From Jordan to Seattle, you’ll find Allison Anderson promoting gender and technology equality

Allison is standing in front of a black and grey striped background. She has her arms crossed and is smiling.

Allison is standing in front of a black and grey striped background. She has her arms crossed and is smiling.


Allison Anderson became a Research Assistant at TASCHA in fall of 2019. Her interest in Information and Communication Technologies for Development (ICT4D) is what initially attracted her to TASCHA at the beginning of her studies at the University of Washington. Now in the final year of her PhD program, Allison took the opportunity to work with TASCHA to promote the UN’s Sustainable Development Goals.

Originally from Michigan’s Upper Peninsula, Allison grew up fascinated by politics and her family’s Lebanese heritage. As an undergraduate at the University of Michigan, she was able to explore these interests while pursuing degrees in Political Science and Arabic & Islamic Studies. 

Allison standing with a group of children during her time in the Peace Corps in Jordan

Allison deepened her understanding of geopolitics and international development while serving in the Peace Corps in Jordan for two years as a Youth Development Volunteer. After receiving a Masters degree in International Relations and working in a variety of research and consulting roles, Allison landed in Seattle where she worked in the international development nonprofit world before applying for her Doctorate.

Currently in her last year of her PhD at the Jackson School of International Studies at the University of Washington, Allison’s dissertation research focuses on geopolitics, gender and technology, and tech accessibility.

Allison’s background and experience were a perfect mix for this position. We especially valued her experience writing for non-academic audiences. To best serve policymakers, our final output needed clear, actionable structure and language. – Stacey Wedlake


Allison’s Time at TASCHA

During her time at TASCHA, Allison worked with Research Coordinator & Analyst Stacey Wedlake on developing a  step-by-step guidebook for the UN’s International Telecommunication Union (ITU). Thanks to Allison’s work reviewing literature and writing, the guide, which was designed to help countries implement nationwide digital skills assessments for development, was finished in December 2019.

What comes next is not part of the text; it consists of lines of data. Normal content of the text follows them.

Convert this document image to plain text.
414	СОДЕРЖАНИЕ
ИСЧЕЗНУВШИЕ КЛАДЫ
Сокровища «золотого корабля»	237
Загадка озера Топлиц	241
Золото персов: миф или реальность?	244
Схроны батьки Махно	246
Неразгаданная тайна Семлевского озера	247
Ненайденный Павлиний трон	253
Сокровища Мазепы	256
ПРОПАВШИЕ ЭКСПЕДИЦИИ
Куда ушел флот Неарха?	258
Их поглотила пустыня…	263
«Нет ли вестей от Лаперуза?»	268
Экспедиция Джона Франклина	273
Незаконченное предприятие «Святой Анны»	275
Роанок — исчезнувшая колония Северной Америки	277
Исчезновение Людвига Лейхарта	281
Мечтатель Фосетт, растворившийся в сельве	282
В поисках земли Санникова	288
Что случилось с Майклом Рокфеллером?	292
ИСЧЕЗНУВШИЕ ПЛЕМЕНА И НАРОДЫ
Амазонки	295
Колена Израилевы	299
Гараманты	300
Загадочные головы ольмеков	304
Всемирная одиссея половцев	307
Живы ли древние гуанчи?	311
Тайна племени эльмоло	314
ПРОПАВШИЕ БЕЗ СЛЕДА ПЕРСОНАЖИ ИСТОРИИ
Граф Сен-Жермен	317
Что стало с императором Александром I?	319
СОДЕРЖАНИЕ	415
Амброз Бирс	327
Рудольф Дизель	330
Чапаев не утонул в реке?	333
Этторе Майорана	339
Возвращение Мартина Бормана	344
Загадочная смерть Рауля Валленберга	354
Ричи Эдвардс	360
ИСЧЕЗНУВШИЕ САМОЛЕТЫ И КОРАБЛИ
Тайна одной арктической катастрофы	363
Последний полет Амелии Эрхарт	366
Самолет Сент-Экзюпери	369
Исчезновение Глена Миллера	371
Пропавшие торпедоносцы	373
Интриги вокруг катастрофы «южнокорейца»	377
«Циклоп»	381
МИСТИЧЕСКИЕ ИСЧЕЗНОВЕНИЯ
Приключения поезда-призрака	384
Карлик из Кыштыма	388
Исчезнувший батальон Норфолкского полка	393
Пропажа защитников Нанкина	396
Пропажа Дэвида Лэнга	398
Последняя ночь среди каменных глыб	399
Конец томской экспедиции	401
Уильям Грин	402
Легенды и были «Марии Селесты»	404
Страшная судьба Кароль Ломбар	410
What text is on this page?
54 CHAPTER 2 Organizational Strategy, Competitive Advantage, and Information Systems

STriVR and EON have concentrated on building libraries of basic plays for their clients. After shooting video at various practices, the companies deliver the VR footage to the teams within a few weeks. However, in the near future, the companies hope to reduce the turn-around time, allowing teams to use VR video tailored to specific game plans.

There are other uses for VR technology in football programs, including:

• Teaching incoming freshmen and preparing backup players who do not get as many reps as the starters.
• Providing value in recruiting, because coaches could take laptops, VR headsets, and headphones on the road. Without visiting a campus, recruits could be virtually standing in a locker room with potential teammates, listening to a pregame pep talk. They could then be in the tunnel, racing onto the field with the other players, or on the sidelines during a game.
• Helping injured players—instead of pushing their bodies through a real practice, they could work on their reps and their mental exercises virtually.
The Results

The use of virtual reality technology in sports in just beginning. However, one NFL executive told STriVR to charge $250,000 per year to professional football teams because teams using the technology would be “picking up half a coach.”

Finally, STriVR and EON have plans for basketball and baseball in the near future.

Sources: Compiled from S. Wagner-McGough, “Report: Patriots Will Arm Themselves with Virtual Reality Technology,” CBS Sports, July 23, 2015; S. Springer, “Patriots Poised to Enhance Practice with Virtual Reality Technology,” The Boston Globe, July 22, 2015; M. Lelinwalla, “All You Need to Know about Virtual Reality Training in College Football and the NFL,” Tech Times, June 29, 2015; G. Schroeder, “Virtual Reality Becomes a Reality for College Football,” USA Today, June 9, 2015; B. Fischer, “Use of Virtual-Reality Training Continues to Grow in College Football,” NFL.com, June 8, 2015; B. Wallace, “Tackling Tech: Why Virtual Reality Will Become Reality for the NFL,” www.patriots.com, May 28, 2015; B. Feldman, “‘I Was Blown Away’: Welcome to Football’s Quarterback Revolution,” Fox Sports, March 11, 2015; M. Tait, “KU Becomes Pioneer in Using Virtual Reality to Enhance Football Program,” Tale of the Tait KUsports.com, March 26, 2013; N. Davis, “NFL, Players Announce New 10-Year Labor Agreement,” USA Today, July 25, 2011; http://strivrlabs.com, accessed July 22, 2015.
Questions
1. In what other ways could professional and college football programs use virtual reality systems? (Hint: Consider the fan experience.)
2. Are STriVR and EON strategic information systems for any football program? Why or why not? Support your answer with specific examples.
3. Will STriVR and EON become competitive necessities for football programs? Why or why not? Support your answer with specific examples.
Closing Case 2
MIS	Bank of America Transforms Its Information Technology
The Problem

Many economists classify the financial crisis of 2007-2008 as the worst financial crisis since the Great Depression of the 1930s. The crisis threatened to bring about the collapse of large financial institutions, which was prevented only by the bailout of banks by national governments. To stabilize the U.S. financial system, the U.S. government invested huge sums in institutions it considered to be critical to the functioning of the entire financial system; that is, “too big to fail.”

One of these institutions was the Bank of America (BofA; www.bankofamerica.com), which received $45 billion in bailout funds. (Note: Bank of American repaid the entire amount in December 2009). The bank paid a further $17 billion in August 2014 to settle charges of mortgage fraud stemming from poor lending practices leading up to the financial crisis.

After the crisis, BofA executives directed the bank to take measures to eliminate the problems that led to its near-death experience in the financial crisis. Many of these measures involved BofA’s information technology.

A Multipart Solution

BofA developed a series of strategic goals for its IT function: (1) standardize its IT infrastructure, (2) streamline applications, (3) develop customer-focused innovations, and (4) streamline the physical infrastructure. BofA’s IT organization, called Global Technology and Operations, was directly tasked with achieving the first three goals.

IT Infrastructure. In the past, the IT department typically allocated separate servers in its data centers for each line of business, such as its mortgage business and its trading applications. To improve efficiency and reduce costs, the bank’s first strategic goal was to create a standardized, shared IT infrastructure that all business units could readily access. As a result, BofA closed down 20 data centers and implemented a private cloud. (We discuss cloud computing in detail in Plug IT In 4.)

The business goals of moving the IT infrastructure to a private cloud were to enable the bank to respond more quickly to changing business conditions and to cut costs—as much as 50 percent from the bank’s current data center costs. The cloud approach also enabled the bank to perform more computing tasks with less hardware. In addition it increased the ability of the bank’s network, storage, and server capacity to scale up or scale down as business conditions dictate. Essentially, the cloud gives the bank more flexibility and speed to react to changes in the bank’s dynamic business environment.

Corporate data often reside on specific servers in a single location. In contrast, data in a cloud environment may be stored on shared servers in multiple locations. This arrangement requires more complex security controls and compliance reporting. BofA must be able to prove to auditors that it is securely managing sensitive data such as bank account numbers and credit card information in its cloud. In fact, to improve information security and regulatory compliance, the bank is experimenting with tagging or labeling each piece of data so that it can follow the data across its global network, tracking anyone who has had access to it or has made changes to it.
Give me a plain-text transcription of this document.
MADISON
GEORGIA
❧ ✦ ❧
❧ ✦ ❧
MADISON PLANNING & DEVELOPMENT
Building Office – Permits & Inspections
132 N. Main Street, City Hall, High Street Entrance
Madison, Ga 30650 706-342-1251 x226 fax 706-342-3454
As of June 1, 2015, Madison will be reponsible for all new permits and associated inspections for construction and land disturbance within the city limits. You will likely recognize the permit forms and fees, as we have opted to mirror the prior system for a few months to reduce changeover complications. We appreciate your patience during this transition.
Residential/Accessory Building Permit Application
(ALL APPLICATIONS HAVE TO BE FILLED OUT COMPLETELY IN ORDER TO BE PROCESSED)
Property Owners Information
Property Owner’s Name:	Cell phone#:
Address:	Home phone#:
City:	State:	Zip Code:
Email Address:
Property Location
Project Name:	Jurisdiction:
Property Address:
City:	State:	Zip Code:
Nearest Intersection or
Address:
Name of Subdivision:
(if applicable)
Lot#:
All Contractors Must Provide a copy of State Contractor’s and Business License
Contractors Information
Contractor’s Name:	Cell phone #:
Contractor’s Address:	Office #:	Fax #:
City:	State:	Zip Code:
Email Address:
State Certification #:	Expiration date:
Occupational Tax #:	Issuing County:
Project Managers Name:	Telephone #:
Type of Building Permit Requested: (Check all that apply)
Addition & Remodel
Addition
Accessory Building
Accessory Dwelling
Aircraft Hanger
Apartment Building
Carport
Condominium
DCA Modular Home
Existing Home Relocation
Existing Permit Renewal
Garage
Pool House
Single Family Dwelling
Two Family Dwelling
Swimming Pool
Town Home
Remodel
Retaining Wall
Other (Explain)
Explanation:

Sometimes we can get into the theoretical work around technology and economic development, and this project was challenging us about how to put it into action – how to give concrete steps that countries can take to assess their workforce, to look forward, and to make a difference in their economic development.

Because her work on the ITU guidebook overlapped with her dissertation subject, she had the opportunity to explore different sources of information that broadened her research horizon. She was able to dive deep into research on the digital divide, the gender divide, and women’s labor force participation in the Middle East, making connections between these areas that she hadn’t seen before.

While working on the ITU guide, Allison enjoyed the opportunity to work with experienced researchers and discuss the various perspectives people have on ICT4D work. Overall, it was working on the research team that had the biggest impact on Allison during her time at TASCHA.

I think TASCHA was a really great place to be an RA because it’s a community research center. I felt very included in the community activities and community discussions, and that’s not something you always get in research.


Life After TASCHA

Allison is graduating with her PhD in spring 2020, and she is excited to continue her research on the intersection of gender, geopolitics, and economic development..

What advice would Allison give to an undergraduate student interested in pursuing a graduate degree? Always be on the lookout for opportunities. It’s important to understand your interests and to be open to the opportunities that your interests open up for you. Additionally, don’t be afraid to get connected to the academic side of your undergraduate degree. Be it going to office hours or simply talking to professors about their research, take advantage of the opportunities to get connected with people who can guide you and help you learn.

Take opportunities, and take opportunities with people you can learn from. I’ve had a lot of really great bosses and mentors over the years that have taught me how to think and research, and that can be applied to everything in my future career.